渡辺棋王が飛車先を切った手に対して広瀬竜王は▲3六歩。
取ってこいと言っていますね。
△同飛は▲2四歩△同歩▲同飛△2三歩に▲8四飛と周るんでしょうか。
△8三歩に▲8七飛と引いておいて、次の▲8二歩を見せてどうかですね。
桂馬が逃げても成って、△同銀は飛車が成り込めますので、成功ですね。
受けるにしても、△7一金ぐらいしかありませんので、かなり形が乱れます。
また、広瀬竜王が持ち歩が2枚なのに対して、渡辺棋王は持ち歩が1歩になって、歩得した割りには持ち歩では負けていますので、あまりやりたくない変化ですかね。

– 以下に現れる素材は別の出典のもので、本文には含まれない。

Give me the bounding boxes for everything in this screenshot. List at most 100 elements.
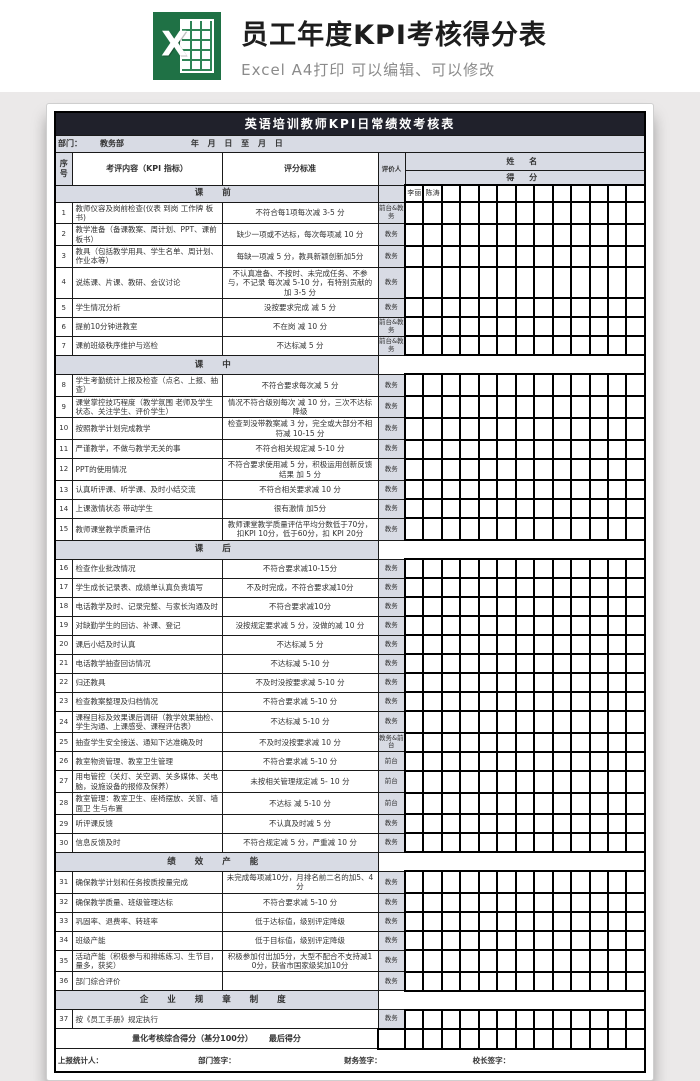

ということで、△8四飛と引いて穏やかな展開になりました。
歩を取りにいくかどうか
今度は広瀬竜王が横歩を取れる形になりました。
▲2四歩△同歩▲同飛△2三歩▲6四飛ですね。
ただすぐにやると△7三桂があるようです。
次に△6三銀▲6六飛△8六歩と垂らす手が生じます。6六に飛車がいなければ▲6六角が飛車に当たるので問題ありませんでしたが、飛車が6六に来てしまったせいで、▲6六角ができません。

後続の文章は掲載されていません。